SOUTH AUSTRALIAN STATE ELECTION: by Jerome ApplebyNews Weekly
Independent MP puts Labor back in power
, March 29, 2014
Since the following article was written, independent MP Geoff Brock has decided to use his vote in the House of Assembly to keep Labor in power.
The Liberal Party has been robbed of winning government in its own right in South Australia for the second election in a row, despite gaining the popular vote. But the party may still be able to form government with the help of independents.
That seems to be the case at the time of writing, although there are still many pre-poll and postal votes to be counted.
There are 47 lower house seats in the South Australian parliament. Predictions are that Labor will win 23, the Liberals 22 and independents the remaining two seats, meaning that both parties will be just shy of the 24 seats to form government in their own right.
Major party leaders, Jay Weatherill for Labor and Steven Marshall for the Liberals, are courting independents Geoff Brock and Bob Such.
Both independents live in conservative electorates which overwhelmingly voted Liberal as a second preference. Bob Such was originally elected in his electorate of Fisher as a Liberal and served as a minister before walking out on the party, so there is some history that will need to be smoothed over if the Liberals are to convince him to join them.
Geoff Brock was elected in Frome as an independent. Liberal Rob Kerin’s resignation from the seat in 2009, after his failed bid to become premier in 2006, forced the by-election. Brock previously served as a mayor of Port Pirie. His seat was heavily targeted by the Liberals this time around, so things may have to be smoothed over with him by the party, too.
Both independents have met with each other to discuss the decision. Each has indicated that they will make a decision based on what is best for South Australia rather than just their own electorates.
An Advertiser-Galaxy poll of both of the independents’ seats, Fisher and Frome, found that voters overwhelmingly want Such and Brock to side with the Liberals to form government.
In Fisher, when asked which party Bob Such should support to form government, 66 per cent of voters said Liberal, 27 per cent Labor and 7 per cent were uncommitted.
In Frome, 53 per cent wanted Brock to support the Liberals, 35 per cent Labor and 12 per cent were uncommitted.
When both electorates are totalled, this equals 60 per cent in favour of the independents supporting the Liberals.
In the Legislative Council, of the 11 seats available, it looks as though the Liberal and Labor parties will win four seats each, while the Xenophon Team, the Greens and Family First will win one each.
Dignity for Disability seems certain to fail to win a further seat in the upper chamber. Kelly Vincent, who was elected in 2010, will probably be a one-term member, as was Ann Bressington. Bressington was originally elected on a Nick Xenophon ticket in 2006, but did not re-contest at this election.
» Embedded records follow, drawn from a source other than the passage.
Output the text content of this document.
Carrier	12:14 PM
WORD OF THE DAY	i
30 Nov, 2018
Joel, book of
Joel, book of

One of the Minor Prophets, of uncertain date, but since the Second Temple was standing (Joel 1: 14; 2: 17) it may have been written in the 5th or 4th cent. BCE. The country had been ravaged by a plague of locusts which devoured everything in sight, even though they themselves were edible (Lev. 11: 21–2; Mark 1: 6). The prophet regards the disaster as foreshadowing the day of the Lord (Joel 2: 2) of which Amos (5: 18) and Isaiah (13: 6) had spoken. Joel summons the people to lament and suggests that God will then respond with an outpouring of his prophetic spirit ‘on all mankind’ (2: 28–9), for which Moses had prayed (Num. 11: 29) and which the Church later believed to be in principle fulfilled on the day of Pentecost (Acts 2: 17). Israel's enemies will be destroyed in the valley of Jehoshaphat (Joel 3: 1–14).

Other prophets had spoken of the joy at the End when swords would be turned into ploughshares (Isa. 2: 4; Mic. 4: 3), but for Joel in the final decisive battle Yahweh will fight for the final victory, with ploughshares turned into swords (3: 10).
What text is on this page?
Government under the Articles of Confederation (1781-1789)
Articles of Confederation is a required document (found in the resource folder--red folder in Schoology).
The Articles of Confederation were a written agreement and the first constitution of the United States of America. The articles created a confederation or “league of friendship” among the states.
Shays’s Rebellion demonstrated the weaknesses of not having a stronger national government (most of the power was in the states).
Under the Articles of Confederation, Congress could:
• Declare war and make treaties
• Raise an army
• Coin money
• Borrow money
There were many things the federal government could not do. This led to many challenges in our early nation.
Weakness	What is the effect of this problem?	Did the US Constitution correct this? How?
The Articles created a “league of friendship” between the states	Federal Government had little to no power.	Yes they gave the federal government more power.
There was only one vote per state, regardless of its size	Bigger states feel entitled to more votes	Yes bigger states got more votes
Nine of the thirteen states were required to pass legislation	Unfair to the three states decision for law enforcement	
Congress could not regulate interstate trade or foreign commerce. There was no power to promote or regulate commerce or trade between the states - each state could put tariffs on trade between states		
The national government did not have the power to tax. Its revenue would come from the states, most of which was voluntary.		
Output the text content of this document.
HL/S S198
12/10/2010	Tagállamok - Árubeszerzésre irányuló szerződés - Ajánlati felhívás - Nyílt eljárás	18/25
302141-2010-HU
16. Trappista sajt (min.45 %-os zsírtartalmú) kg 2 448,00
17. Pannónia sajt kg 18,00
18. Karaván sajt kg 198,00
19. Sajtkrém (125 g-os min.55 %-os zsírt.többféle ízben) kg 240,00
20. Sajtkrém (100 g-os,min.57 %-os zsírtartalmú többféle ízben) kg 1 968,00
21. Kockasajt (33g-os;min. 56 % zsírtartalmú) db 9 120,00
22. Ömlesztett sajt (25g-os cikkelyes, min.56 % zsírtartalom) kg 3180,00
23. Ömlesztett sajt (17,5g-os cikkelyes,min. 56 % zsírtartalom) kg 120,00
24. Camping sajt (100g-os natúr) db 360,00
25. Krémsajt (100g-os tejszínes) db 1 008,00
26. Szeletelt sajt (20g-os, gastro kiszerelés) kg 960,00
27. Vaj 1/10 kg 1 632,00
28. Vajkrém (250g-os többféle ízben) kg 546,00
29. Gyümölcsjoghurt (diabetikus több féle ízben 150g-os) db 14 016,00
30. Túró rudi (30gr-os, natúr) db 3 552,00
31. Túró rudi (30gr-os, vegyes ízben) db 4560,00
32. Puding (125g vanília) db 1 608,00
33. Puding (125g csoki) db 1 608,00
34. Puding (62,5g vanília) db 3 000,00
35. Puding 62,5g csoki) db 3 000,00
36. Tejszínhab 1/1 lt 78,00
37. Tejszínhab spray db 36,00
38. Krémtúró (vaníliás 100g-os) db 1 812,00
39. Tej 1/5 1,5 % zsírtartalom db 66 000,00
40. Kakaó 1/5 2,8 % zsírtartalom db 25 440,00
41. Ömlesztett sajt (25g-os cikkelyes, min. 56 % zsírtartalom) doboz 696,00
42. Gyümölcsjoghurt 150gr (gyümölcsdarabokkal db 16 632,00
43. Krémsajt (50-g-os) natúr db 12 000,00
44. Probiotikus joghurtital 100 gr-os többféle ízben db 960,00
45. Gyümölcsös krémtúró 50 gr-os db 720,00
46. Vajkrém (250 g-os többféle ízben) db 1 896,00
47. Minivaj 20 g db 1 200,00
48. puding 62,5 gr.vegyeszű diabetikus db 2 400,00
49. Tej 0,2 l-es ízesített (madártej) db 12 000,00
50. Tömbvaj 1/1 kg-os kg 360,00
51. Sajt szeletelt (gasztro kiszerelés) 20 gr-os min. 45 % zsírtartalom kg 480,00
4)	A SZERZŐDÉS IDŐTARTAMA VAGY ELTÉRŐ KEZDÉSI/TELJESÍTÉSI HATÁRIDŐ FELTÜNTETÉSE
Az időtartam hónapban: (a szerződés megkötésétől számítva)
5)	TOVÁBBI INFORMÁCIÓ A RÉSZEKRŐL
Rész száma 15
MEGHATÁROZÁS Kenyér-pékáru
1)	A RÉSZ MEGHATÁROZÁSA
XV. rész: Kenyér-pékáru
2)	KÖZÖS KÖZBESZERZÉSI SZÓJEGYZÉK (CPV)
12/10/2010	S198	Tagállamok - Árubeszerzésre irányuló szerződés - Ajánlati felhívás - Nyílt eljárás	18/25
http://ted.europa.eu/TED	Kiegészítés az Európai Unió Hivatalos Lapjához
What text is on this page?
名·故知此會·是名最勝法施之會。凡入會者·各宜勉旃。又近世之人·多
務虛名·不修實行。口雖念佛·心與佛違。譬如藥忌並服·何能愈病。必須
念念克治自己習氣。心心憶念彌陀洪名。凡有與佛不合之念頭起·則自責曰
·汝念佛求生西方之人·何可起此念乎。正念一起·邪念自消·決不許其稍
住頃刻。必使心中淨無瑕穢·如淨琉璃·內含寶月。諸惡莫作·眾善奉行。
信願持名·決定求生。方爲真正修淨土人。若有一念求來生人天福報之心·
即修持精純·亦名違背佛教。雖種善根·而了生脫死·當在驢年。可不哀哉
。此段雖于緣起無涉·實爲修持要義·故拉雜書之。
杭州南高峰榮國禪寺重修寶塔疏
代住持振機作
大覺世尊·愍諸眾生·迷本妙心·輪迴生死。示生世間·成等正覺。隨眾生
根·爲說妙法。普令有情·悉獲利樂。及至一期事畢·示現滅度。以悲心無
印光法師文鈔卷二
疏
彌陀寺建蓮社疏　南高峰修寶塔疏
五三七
As in the previous parliament, neither Liberal nor Labor will have a majority in the upper house.
A number of Liberal Party members have criticised the electoral system for its failure to deliver government to the Liberals in spite of their winning a majority of the votes.
Adelaide’s daily paper, The Advertiser, reported that Martin Hamilton-Smith, a former state Liberal leader, said that the party “had won the majority of votes in 1989, 2002 and 2010, but failed to win enough seats to form government after the polls”.
“There is something wrong with our electoral system where South Australians keep voting for a Liberal Party and not getting it,’’ he said.
Referring to the 2010 election result, Prime Minister Tony Abbott said recently that it’s “an extraordinary situation where you can win 52 per cent of the two-party-preferred vote and still be six seats short of a majority”.
Alexander Downer, state president of the Liberal Party, wrote that “the redistribution for this election did nothing to rectify the disconnect between voters’ choice and seats”.
At the time of writing the Liberal Party had recorded a 3.2 per cent primary vote swing.
In the last week of the campaign, the Liberal Party’s poll lead narrowed, but it is difficult to pinpoint why. Already there is discussion about what went wrong.
Part of the problem may have been that big swings against Labor at the last election made some seats look deceptively marginal.
One Labor MP has remarked that in his marginal seat the Liberal Party was “good on the ground out here but central office let them down”.
Others have suggested that the Liberals’ small-target strategy failed them, but that is easy to say with the benefit of hindsight.
If the Liberals had provided more details about, for instance, how they planned to get the budget back into black, then they could have been subjected to a stronger scare campaign about cuts and would have fared worse.
Whichever way the two independents decide to go, recent history would suggest that being an independent in a minority government is electoral poison.